Seek help from professionals who know what admissions committees seek in candidates during the interview portion. They’ll conduct medical school mock interviews and provide expert feedback on how to perform your best during the real thing.
Mock interviews are a great way to get an unbiased opinion on how you present yourself at an interview and where your strengths and weaknesses lie.
Our number one med school interview tip is to be yourself. Interviewers want to see who you are beyond the grades and MCAT scores. Show them you’re a real person with the qualities they desire in their candidates.
Be authentic, and don’t make anything up. Whether your interview is in an open or closed-file format, you must be honest.
Know your entire application front and back because you may be asked questions about it. Your application includes the AMCAS application, secondary application, MCAT scores, academic records, and letters of recommendation.
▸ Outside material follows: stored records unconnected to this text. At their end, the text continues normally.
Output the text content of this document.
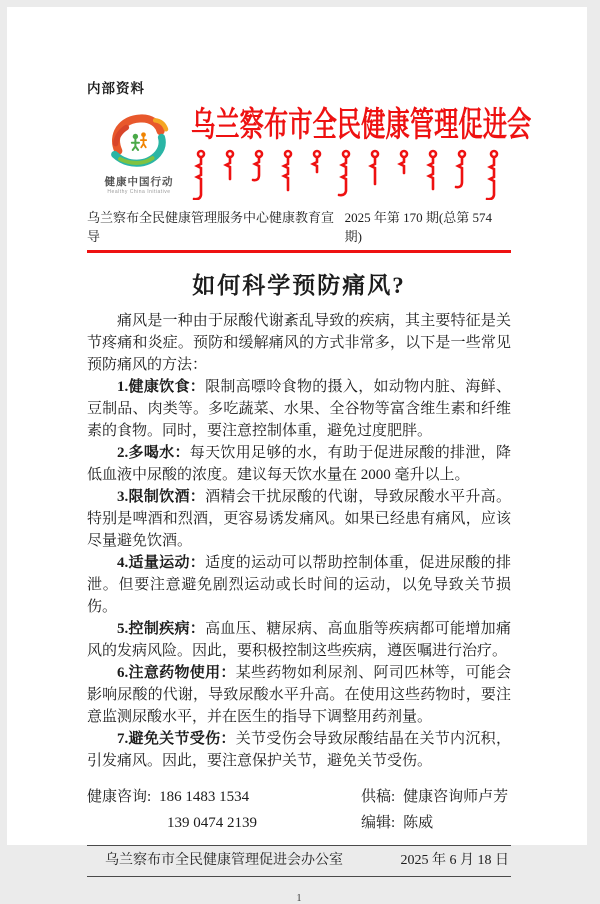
内部资料
健康中国行动
Healthy China Initiative
乌兰察布市全民健康管理促进会
乌兰察布全民健康管理服务中心健康教育宣导
2025 年第 170 期(总第 574 期)
如何科学预防痛风?

痛风是一种由于尿酸代谢紊乱导致的疾病，其主要特征是关节疼痛和炎症。预防和缓解痛风的方式非常多，以下是一些常见预防痛风的方法：

1.健康饮食：限制高嘌呤食物的摄入，如动物内脏、海鲜、豆制品、肉类等。多吃蔬菜、水果、全谷物等富含维生素和纤维素的食物。同时，要注意控制体重，避免过度肥胖。

2.多喝水：每天饮用足够的水，有助于促进尿酸的排泄，降低血液中尿酸的浓度。建议每天饮水量在 2000 毫升以上。

3.限制饮酒：酒精会干扰尿酸的代谢，导致尿酸水平升高。特别是啤酒和烈酒，更容易诱发痛风。如果已经患有痛风，应该尽量避免饮酒。

4.适量运动：适度的运动可以帮助控制体重，促进尿酸的排泄。但要注意避免剧烈运动或长时间的运动，以免导致关节损伤。

5.控制疾病：高血压、糖尿病、高血脂等疾病都可能增加痛风的发病风险。因此，要积极控制这些疾病，遵医嘱进行治疗。

6.注意药物使用：某些药物如利尿剂、阿司匹林等，可能会影响尿酸的代谢，导致尿酸水平升高。在使用这些药物时，要注意监测尿酸水平，并在医生的指导下调整用药剂量。

7.避免关节受伤：关节受伤会导致尿酸结晶在关节内沉积，引发痛风。因此，要注意保护关节，避免关节受伤。

健康咨询: 186 1483 1534
139 0474 2139
供稿: 健康咨询师卢芳
编辑: 陈威
乌兰察布市全民健康管理促进会办公室	2025 年 6 月 18 日
1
It’s no secret that med school interviews are stressful and nerve-wracking, and it’s okay to feel that way. However, you don’t want to give your interviewers the impression you’re nervous or worried. Maintain a positive demeanor and be confident in your speech.
Keeping a clean, polished look internally and externally goes a long way during medical school interviews. It sounds cliche, but smiling also makes a difference. Smiling can help calm you down and put your interviewers at ease as well. Never underestimate the power of a smile.
Here are our answers to some of the most frequently asked questions about medical school interview prep.
According to the AAMC, med school interviews are typically between 30-45 minutes long. The duration of your med school interviews will vary.
It’s recommended to give yourself six to eight weeks of prep time before your med school interviews. This gives you enough time to thoroughly research schools and conduct full-length mock interviews with a partner.
Confidence is sure to help you stand out from other candidates, as well as thorough school research. To gain confidence before a medical school interview, practice in the mirror until you are very comfortable answering each practice question.
You don’t want to say anything that would make you sound ambivalent about medicine or your career path. You also don’t want to say anything that would color you as unprofessional and dishonest.
You can start your med school interview prep months in advance – some schools don’t give very much notice between when they send an invitation and your interview day. Give yourself at least six to eight weeks to prepare.
The AAMC states that medical school interview invitations are normally sent out in late summer/early fall. Interviews commonly take place between the months of August and February, but not every medical school follows this timeline.
In your thank-you letter after your med school interview, you should express sincere gratitude for the opportunity. You can keep it brief and professional, but you should still personalize it.
The primary goal is to genuinely thank your interviewer for their time and express appreciation for the conversation you had. You can also subtly reinforce why you are an ideal candidate, but that should come as the secondary purpose.
For your med school interview, you should dress professionally but not overly formal. Business casual style is usually a safe bet. Stick with solid, neutral colors and err on the side of modesty. Also, be sure to appear neat and tidy -- no wrinkled clothes or messy hair.
Medical school interviews can be intimidating. However, by learning how to prepare for a medical school interview, what you should and shouldn’t discuss, and special tips from a current medical student, you’re well on your way to a successful interview performance.
Follow our guide to place yourself at an advantage over other candidates and strengthen your chances of getting accepted into medical school!